The most important source of energy for your dog is, without a doubt protein. Protein amino acids are essential for dogs. The best source of protein is meat. Thus, the dog’s food should contain at least 70% meat. In principle, almost all types of meat can be offered to the quadruped: beef, lamb, pork, rabbit, or bird. Among the organs, the liver, heart, kidneys, spleen, and rumen are recommended.

The dog’s need for meat is not accidental – it is a direct descendant of the wolf and belongs to the category of carnivorous predators. Strong chewing teeth and muscles, a relatively short intestinal tract, and rather aggressive digestive juices are perfectly designed for meat consumption. Meat should not be cooked so as not to distort the protein content and prevent it from losing its properties. Fresh, raw meat has the highest protein content.

As an alternative to meat, you can give fish to your dog twice a week. And it should be served as fresh as possible because this is the only way to contain the highest amounts of unsaturated fatty acids, easily digestible proteins, and vitamin D.

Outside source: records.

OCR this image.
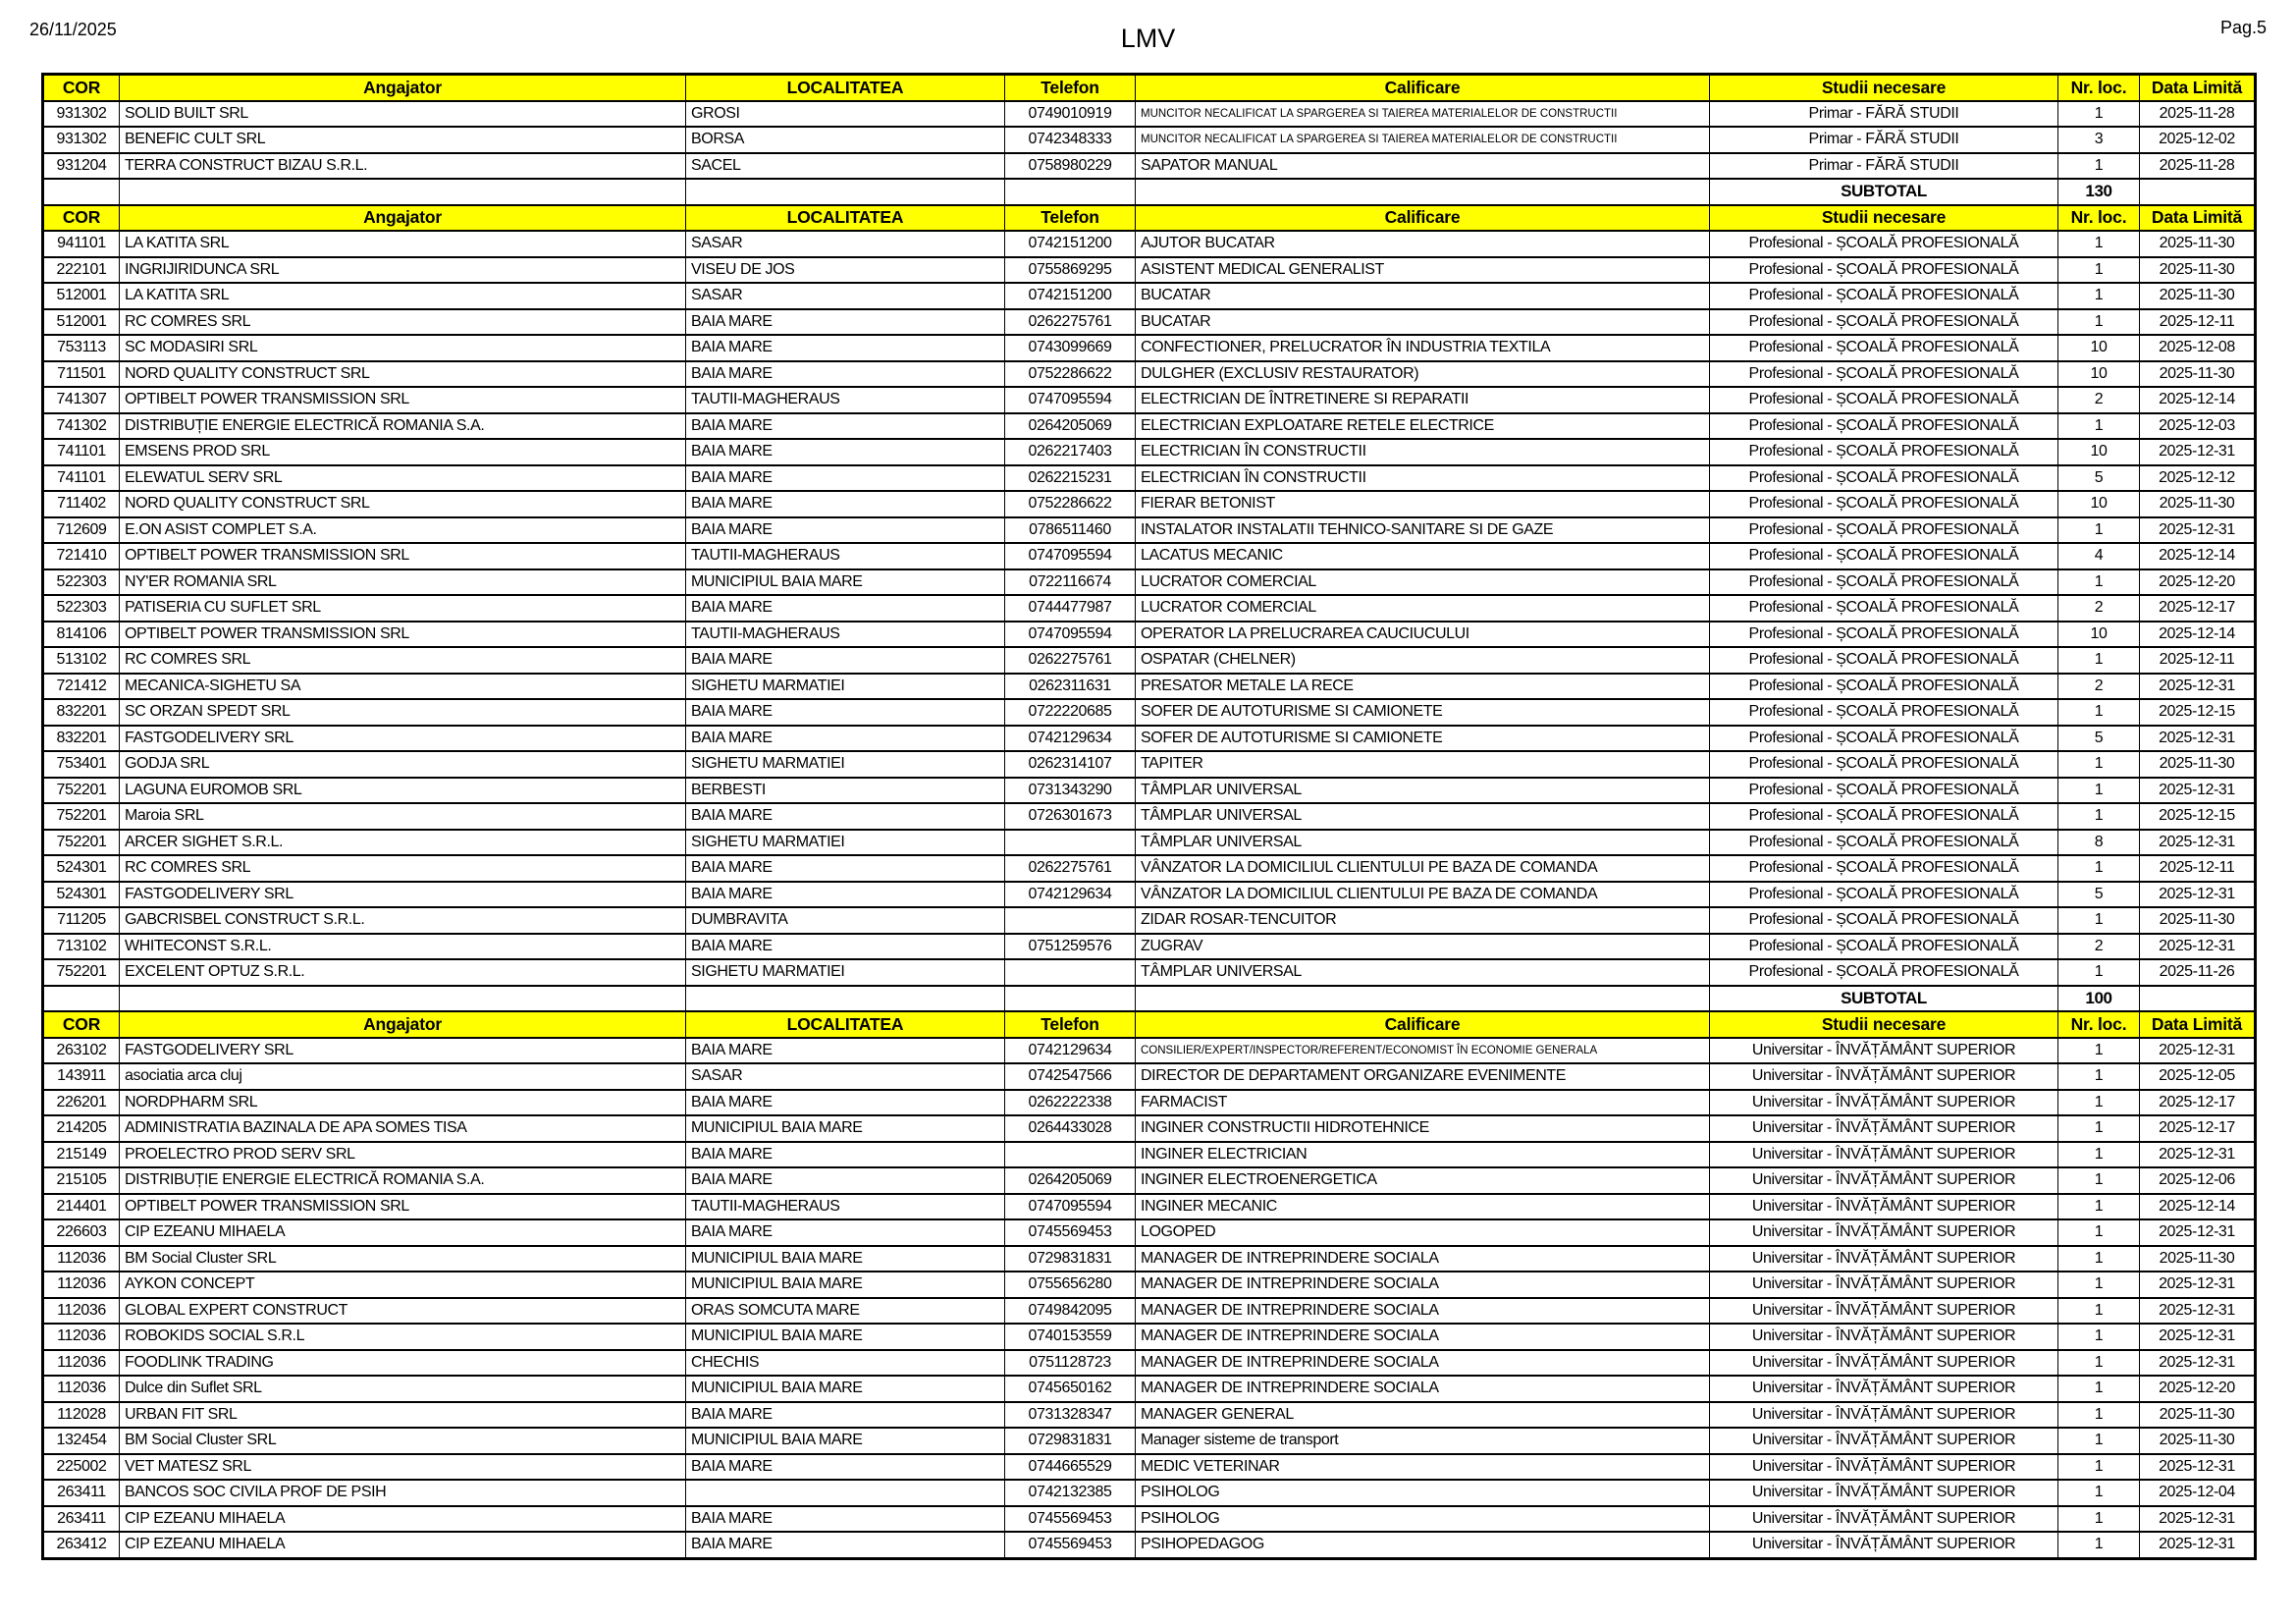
26/11/2025	LMV	Pag.5
COR	Angajator	LOCALITATEA	Telefon	Calificare	Studii necesare	Nr. loc.	Data Limită
931302	SOLID BUILT SRL	GROSI	0749010919	MUNCITOR NECALIFICAT LA SPARGEREA SI TAIEREA MATERIALELOR DE CONSTRUCTII	Primar - FĂRĂ STUDII	1	2025-11-28
931302	BENEFIC CULT SRL	BORSA	0742348333	MUNCITOR NECALIFICAT LA SPARGEREA SI TAIEREA MATERIALELOR DE CONSTRUCTII	Primar - FĂRĂ STUDII	3	2025-12-02
931204	TERRA CONSTRUCT BIZAU S.R.L.	SACEL	0758980229	SAPATOR MANUAL	Primar - FĂRĂ STUDII	1	2025-11-28
					SUBTOTAL	130	
COR	Angajator	LOCALITATEA	Telefon	Calificare	Studii necesare	Nr. loc.	Data Limită
941101	LA KATITA SRL	SASAR	0742151200	AJUTOR BUCATAR	Profesional - ȘCOALĂ PROFESIONALĂ	1	2025-11-30
222101	INGRIJIRIDUNCA SRL	VISEU DE JOS	0755869295	ASISTENT MEDICAL GENERALIST	Profesional - ȘCOALĂ PROFESIONALĂ	1	2025-11-30
512001	LA KATITA SRL	SASAR	0742151200	BUCATAR	Profesional - ȘCOALĂ PROFESIONALĂ	1	2025-11-30
512001	RC COMRES SRL	BAIA MARE	0262275761	BUCATAR	Profesional - ȘCOALĂ PROFESIONALĂ	1	2025-12-11
753113	SC MODASIRI SRL	BAIA MARE	0743099669	CONFECTIONER, PRELUCRATOR ÎN INDUSTRIA TEXTILA	Profesional - ȘCOALĂ PROFESIONALĂ	10	2025-12-08
711501	NORD QUALITY CONSTRUCT SRL	BAIA MARE	0752286622	DULGHER (EXCLUSIV RESTAURATOR)	Profesional - ȘCOALĂ PROFESIONALĂ	10	2025-11-30
741307	OPTIBELT POWER TRANSMISSION SRL	TAUTII-MAGHERAUS	0747095594	ELECTRICIAN DE ÎNTRETINERE SI REPARATII	Profesional - ȘCOALĂ PROFESIONALĂ	2	2025-12-14
741302	DISTRIBUȚIE ENERGIE ELECTRICĂ ROMANIA S.A.	BAIA MARE	0264205069	ELECTRICIAN EXPLOATARE RETELE ELECTRICE	Profesional - ȘCOALĂ PROFESIONALĂ	1	2025-12-03
741101	EMSENS PROD SRL	BAIA MARE	0262217403	ELECTRICIAN ÎN CONSTRUCTII	Profesional - ȘCOALĂ PROFESIONALĂ	10	2025-12-31
741101	ELEWATUL SERV SRL	BAIA MARE	0262215231	ELECTRICIAN ÎN CONSTRUCTII	Profesional - ȘCOALĂ PROFESIONALĂ	5	2025-12-12
711402	NORD QUALITY CONSTRUCT SRL	BAIA MARE	0752286622	FIERAR BETONIST	Profesional - ȘCOALĂ PROFESIONALĂ	10	2025-11-30
712609	E.ON ASIST COMPLET S.A.	BAIA MARE	0786511460	INSTALATOR INSTALATII TEHNICO-SANITARE SI DE GAZE	Profesional - ȘCOALĂ PROFESIONALĂ	1	2025-12-31
721410	OPTIBELT POWER TRANSMISSION SRL	TAUTII-MAGHERAUS	0747095594	LACATUS MECANIC	Profesional - ȘCOALĂ PROFESIONALĂ	4	2025-12-14
522303	NY'ER ROMANIA SRL	MUNICIPIUL BAIA MARE	0722116674	LUCRATOR COMERCIAL	Profesional - ȘCOALĂ PROFESIONALĂ	1	2025-12-20
522303	PATISERIA CU SUFLET SRL	BAIA MARE	0744477987	LUCRATOR COMERCIAL	Profesional - ȘCOALĂ PROFESIONALĂ	2	2025-12-17
814106	OPTIBELT POWER TRANSMISSION SRL	TAUTII-MAGHERAUS	0747095594	OPERATOR LA PRELUCRAREA CAUCIUCULUI	Profesional - ȘCOALĂ PROFESIONALĂ	10	2025-12-14
513102	RC COMRES SRL	BAIA MARE	0262275761	OSPATAR (CHELNER)	Profesional - ȘCOALĂ PROFESIONALĂ	1	2025-12-11
721412	MECANICA-SIGHETU SA	SIGHETU MARMATIEI	0262311631	PRESATOR METALE LA RECE	Profesional - ȘCOALĂ PROFESIONALĂ	2	2025-12-31
832201	SC ORZAN SPEDT SRL	BAIA MARE	0722220685	SOFER DE AUTOTURISME SI CAMIONETE	Profesional - ȘCOALĂ PROFESIONALĂ	1	2025-12-15
832201	FASTGODELIVERY SRL	BAIA MARE	0742129634	SOFER DE AUTOTURISME SI CAMIONETE	Profesional - ȘCOALĂ PROFESIONALĂ	5	2025-12-31
753401	GODJA SRL	SIGHETU MARMATIEI	0262314107	TAPITER	Profesional - ȘCOALĂ PROFESIONALĂ	1	2025-11-30
752201	LAGUNA EUROMOB SRL	BERBESTI	0731343290	TÂMPLAR UNIVERSAL	Profesional - ȘCOALĂ PROFESIONALĂ	1	2025-12-31
752201	Maroia SRL	BAIA MARE	0726301673	TÂMPLAR UNIVERSAL	Profesional - ȘCOALĂ PROFESIONALĂ	1	2025-12-15
752201	ARCER SIGHET S.R.L.	SIGHETU MARMATIEI		TÂMPLAR UNIVERSAL	Profesional - ȘCOALĂ PROFESIONALĂ	8	2025-12-31
524301	RC COMRES SRL	BAIA MARE	0262275761	VÂNZATOR LA DOMICILIUL CLIENTULUI PE BAZA DE COMANDA	Profesional - ȘCOALĂ PROFESIONALĂ	1	2025-12-11
524301	FASTGODELIVERY SRL	BAIA MARE	0742129634	VÂNZATOR LA DOMICILIUL CLIENTULUI PE BAZA DE COMANDA	Profesional - ȘCOALĂ PROFESIONALĂ	5	2025-12-31
711205	GABCRISBEL CONSTRUCT S.R.L.	DUMBRAVITA		ZIDAR ROSAR-TENCUITOR	Profesional - ȘCOALĂ PROFESIONALĂ	1	2025-11-30
713102	WHITECONST S.R.L.	BAIA MARE	0751259576	ZUGRAV	Profesional - ȘCOALĂ PROFESIONALĂ	2	2025-12-31
752201	EXCELENT OPTUZ S.R.L.	SIGHETU MARMATIEI		TÂMPLAR UNIVERSAL	Profesional - ȘCOALĂ PROFESIONALĂ	1	2025-11-26
					SUBTOTAL	100	
COR	Angajator	LOCALITATEA	Telefon	Calificare	Studii necesare	Nr. loc.	Data Limită
263102	FASTGODELIVERY SRL	BAIA MARE	0742129634	CONSILIER/EXPERT/INSPECTOR/REFERENT/ECONOMIST ÎN ECONOMIE GENERALA	Universitar - ÎNVĂȚĂMÂNT SUPERIOR	1	2025-12-31
143911	asociatia arca cluj	SASAR	0742547566	DIRECTOR DE DEPARTAMENT ORGANIZARE EVENIMENTE	Universitar - ÎNVĂȚĂMÂNT SUPERIOR	1	2025-12-05
226201	NORDPHARM SRL	BAIA MARE	0262222338	FARMACIST	Universitar - ÎNVĂȚĂMÂNT SUPERIOR	1	2025-12-17
214205	ADMINISTRATIA BAZINALA DE APA SOMES TISA	MUNICIPIUL BAIA MARE	0264433028	INGINER CONSTRUCTII HIDROTEHNICE	Universitar - ÎNVĂȚĂMÂNT SUPERIOR	1	2025-12-17
215149	PROELECTRO PROD SERV SRL	BAIA MARE		INGINER ELECTRICIAN	Universitar - ÎNVĂȚĂMÂNT SUPERIOR	1	2025-12-31
215105	DISTRIBUȚIE ENERGIE ELECTRICĂ ROMANIA S.A.	BAIA MARE	0264205069	INGINER ELECTROENERGETICA	Universitar - ÎNVĂȚĂMÂNT SUPERIOR	1	2025-12-06
214401	OPTIBELT POWER TRANSMISSION SRL	TAUTII-MAGHERAUS	0747095594	INGINER MECANIC	Universitar - ÎNVĂȚĂMÂNT SUPERIOR	1	2025-12-14
226603	CIP EZEANU MIHAELA	BAIA MARE	0745569453	LOGOPED	Universitar - ÎNVĂȚĂMÂNT SUPERIOR	1	2025-12-31
112036	BM Social Cluster SRL	MUNICIPIUL BAIA MARE	0729831831	MANAGER DE INTREPRINDERE SOCIALA	Universitar - ÎNVĂȚĂMÂNT SUPERIOR	1	2025-11-30
112036	AYKON CONCEPT	MUNICIPIUL BAIA MARE	0755656280	MANAGER DE INTREPRINDERE SOCIALA	Universitar - ÎNVĂȚĂMÂNT SUPERIOR	1	2025-12-31
112036	GLOBAL EXPERT CONSTRUCT	ORAS SOMCUTA MARE	0749842095	MANAGER DE INTREPRINDERE SOCIALA	Universitar - ÎNVĂȚĂMÂNT SUPERIOR	1	2025-12-31
112036	ROBOKIDS SOCIAL S.R.L	MUNICIPIUL BAIA MARE	0740153559	MANAGER DE INTREPRINDERE SOCIALA	Universitar - ÎNVĂȚĂMÂNT SUPERIOR	1	2025-12-31
112036	FOODLINK TRADING	CHECHIS	0751128723	MANAGER DE INTREPRINDERE SOCIALA	Universitar - ÎNVĂȚĂMÂNT SUPERIOR	1	2025-12-31
112036	Dulce din Suflet SRL	MUNICIPIUL BAIA MARE	0745650162	MANAGER DE INTREPRINDERE SOCIALA	Universitar - ÎNVĂȚĂMÂNT SUPERIOR	1	2025-12-20
112028	URBAN FIT SRL	BAIA MARE	0731328347	MANAGER GENERAL	Universitar - ÎNVĂȚĂMÂNT SUPERIOR	1	2025-11-30
132454	BM Social Cluster SRL	MUNICIPIUL BAIA MARE	0729831831	Manager sisteme de transport	Universitar - ÎNVĂȚĂMÂNT SUPERIOR	1	2025-11-30
225002	VET MATESZ SRL	BAIA MARE	0744665529	MEDIC VETERINAR	Universitar - ÎNVĂȚĂMÂNT SUPERIOR	1	2025-12-31
263411	BANCOS SOC CIVILA PROF DE PSIH		0742132385	PSIHOLOG	Universitar - ÎNVĂȚĂMÂNT SUPERIOR	1	2025-12-04
263411	CIP EZEANU MIHAELA	BAIA MARE	0745569453	PSIHOLOG	Universitar - ÎNVĂȚĂMÂNT SUPERIOR	1	2025-12-31
263412	CIP EZEANU MIHAELA	BAIA MARE	0745569453	PSIHOPEDAGOG	Universitar - ÎNVĂȚĂMÂNT SUPERIOR	1	2025-12-31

Vitamins and trace elements
Vitamins and trace elements, which are mainly found in vegetables, fruits, and herbs, should be found in a sufficient amount in the dog’s diet. Nutrients are interdependent. This means that using one nutrient entails the need to use another. A diet that is too one-sided, for example, based only on pure meat, is not recommended. The dog’s diet should include about 70% meat, 25% fruits, and only about 5% grains of vegetables. Celery, carrots, zucchini, squash, apples, pears or berries can be finely chopped or lightly boiled and then mixed with meat.

Unsaturated fatty acids in fish are very important in the proper nutrition of the adult dog, due to their anti-inflammatory properties and the fact that they help to improve the immune system. Dogs especially need Omega 3 fatty acids from animal fats. Also, Omega 6 fatty acids in vegetable oils are just as important and are found in a sufficient amount in meat.

Oils are very important because they help the dog’s body to assimilate essential vitamins. Therefore, vegetables should always be combined with animal oil, an example being salmon. However, to prevent obesity, the fat content of food must be significantly lower than that of protein and carbohydrates.

Walnuts also provide natural fatty acids. These can be given to the dog, to be shaved or ground.

Calcium is found mainly in milk and dairy products. However, excessive amounts of calcium can be dangerous, especially for dogs that have not yet reached maturity. In the case of adult dogs, milk should not be on the menu, or only in small quantities. Cow’s milk should be avoided, as it often causes allergies or other intolerances.